There is another interesting document in the case file. This is a paper from the Central State Archive of the October Revolution and Socialist Construction of the Ministry of Internal Affairs of the USSR. It states that in 1917 A. Livytskyi, according to the Office of the Provisional Government, was listed as the Poltava Provincial Commissar of the Provisional Government, and in 1919 he was Minister of Justice and Foreign Affairs of the UPR government.

At the same time, these documents formed only a biographical component of the person from the intelligence – operational cases. The indictment consisted of evidence of his participation after the death of Symon Petliura in the consolidation of the scattered Ukrainian emigration under the auspices of the State Center of the Ukrainian People's Republic in exile. Andriy Livytskyi promoted the idea of ​​creating a united political front of Ukrainian parties.

The cornerstone of A. Livytskyi's activity was the popularization of the idea of ​​independence of the Ukrainian People's Republic among the governments of the world, as well as raising the level of national consciousness within the Soviet Ukraine and increasing dissatisfaction with the Bolshevik regime. For this purpose, information and propaganda work was carried out, insurgent units and underground groups were created. At the same time, he was not a supporter of radical actions, methods of terror or uncompromising confrontation with opponents to the  last breath. He and the activities of the government headed by him were characterized by moderation, loyalty to parliamentary-republican traditions and a clear statesman-like approach. This helped to unite like-minded people around him and at the same time caused an outflow to other emigrant organizations of those who sought greater activity, determination, intransigence and struggle for national interests by any means.
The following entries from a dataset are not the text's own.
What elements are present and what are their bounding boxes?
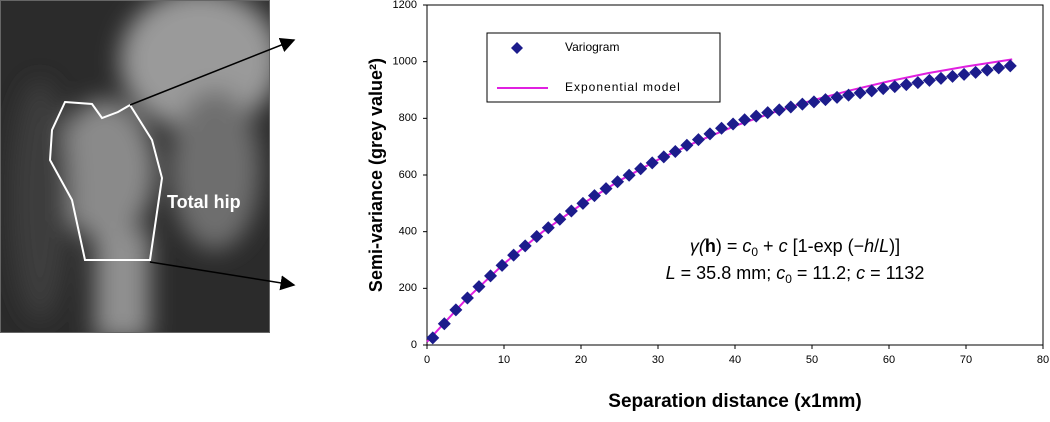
image-border bbox=[0, 0, 270, 333]
data-point bbox=[957, 67, 971, 81]
data-point bbox=[587, 189, 601, 203]
y-tick-label: 0 bbox=[411, 339, 417, 351]
data-point bbox=[518, 239, 532, 253]
data-point bbox=[426, 331, 440, 345]
image-label: Total hip bbox=[167, 192, 241, 212]
data-point bbox=[703, 127, 717, 141]
data-point bbox=[784, 100, 798, 114]
y-tick-label: 800 bbox=[399, 112, 417, 124]
x-tick-label: 30 bbox=[652, 354, 664, 366]
data-point bbox=[922, 73, 936, 87]
y-tick-label: 200 bbox=[399, 282, 417, 294]
y-tick-label: 1000 bbox=[393, 56, 417, 68]
xray-image bbox=[0, 0, 270, 333]
y-tick-label: 1200 bbox=[393, 0, 417, 11]
x-tick-label: 80 bbox=[1037, 354, 1049, 366]
arrow bbox=[149, 261, 296, 291]
data-point bbox=[564, 204, 578, 218]
data-point bbox=[576, 196, 590, 210]
y-axis-label: Semi-variance (grey value²) bbox=[366, 58, 386, 292]
x-tick-label: 10 bbox=[498, 354, 510, 366]
data-point bbox=[726, 117, 740, 131]
data-point bbox=[691, 133, 705, 147]
y-tick-label: 400 bbox=[399, 226, 417, 238]
data-point bbox=[865, 84, 879, 98]
data-point bbox=[507, 248, 521, 262]
data-point bbox=[876, 82, 890, 96]
x-axis-label: Separation distance (x1mm) bbox=[608, 391, 861, 412]
arrow bbox=[129, 38, 296, 106]
data-point bbox=[541, 221, 555, 235]
data-point bbox=[449, 303, 463, 317]
data-point bbox=[738, 113, 752, 127]
legend-box bbox=[486, 32, 721, 103]
x-tick-label: 40 bbox=[729, 354, 741, 366]
data-point bbox=[899, 78, 913, 92]
data-point bbox=[657, 150, 671, 164]
y-tick-label: 600 bbox=[399, 169, 417, 181]
data-point bbox=[634, 162, 648, 176]
data-point bbox=[437, 317, 451, 331]
data-point bbox=[484, 269, 498, 283]
annotation: γ(h) = c0 + c [1-exp (−h/L)] bbox=[690, 236, 900, 259]
data-point bbox=[911, 76, 925, 90]
x-tick-label: 70 bbox=[960, 354, 972, 366]
data-point bbox=[668, 144, 682, 158]
data-point bbox=[715, 121, 729, 135]
data-point bbox=[807, 95, 821, 109]
data-point bbox=[842, 88, 856, 102]
legend: Variogram Exponential model bbox=[486, 32, 721, 103]
annotation: L = 35.8 mm; c0 = 11.2; c = 1132 bbox=[666, 263, 925, 286]
data-point bbox=[645, 156, 659, 170]
data-point bbox=[749, 109, 763, 123]
x-tick-label: 0 bbox=[424, 354, 430, 366]
data-point bbox=[460, 291, 474, 305]
data-point bbox=[969, 65, 983, 79]
x-tick-label: 60 bbox=[883, 354, 895, 366]
data-point bbox=[622, 168, 636, 182]
data-point bbox=[599, 182, 613, 196]
data-point bbox=[553, 212, 567, 226]
data-point bbox=[853, 86, 867, 100]
data-point bbox=[980, 63, 994, 77]
data-point bbox=[830, 90, 844, 104]
data-point bbox=[934, 71, 948, 85]
x-tick-label: 20 bbox=[575, 354, 587, 366]
legend-label: Exponential model bbox=[565, 80, 681, 94]
data-point bbox=[818, 93, 832, 107]
data-point bbox=[795, 97, 809, 111]
data-point bbox=[611, 175, 625, 189]
data-point bbox=[680, 138, 694, 152]
legend-marker bbox=[511, 42, 523, 54]
data-point bbox=[1003, 59, 1017, 73]
data-point bbox=[888, 80, 902, 94]
data-point bbox=[946, 69, 960, 83]
data-point bbox=[992, 61, 1006, 75]
x-tick-label: 50 bbox=[806, 354, 818, 366]
data-point bbox=[772, 103, 786, 117]
legend-label: Variogram bbox=[565, 40, 619, 54]
data-point bbox=[495, 258, 509, 272]
data-point bbox=[530, 229, 544, 243]
data-point bbox=[472, 280, 486, 294]
roi-outline bbox=[48, 100, 164, 261]
data-point bbox=[761, 106, 775, 120]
Meanwhile, according to archival documents, in the post war period, Soviet secret services’ interest to A. Levytskyi was no longer the same as in 1920-1930. After all, his health condition did not allow him to fully devote himself to work in the post of the first President of the Ukrainian People’s Republic. All in all, for twenty-eight years, from 1926 to 1954, the longest of all Ukrainian statesmen, he headed the State Center of the Ukrainian People's Republic in exile.

Andriy Livytskyi died on January 17, 1954. The case file states: “In January 1954, Andriy Mykolayovych Livytskyi died, which is confirmed by a certificate from the 1st Department of the KGB under the Council of Ministers of the Ukrainian SSR. Based on the above:

The All-Union search of Livytsky Andriy Mykolayovych to be terminated, search case № 32 to be passed over to the Archival and Accounting Department of the KGB under the Council of Ministers of the Ukrainian SSR ”(BSA of the SZR of Ukraine. - File 10135. - Vol. 2. – P. 163–164).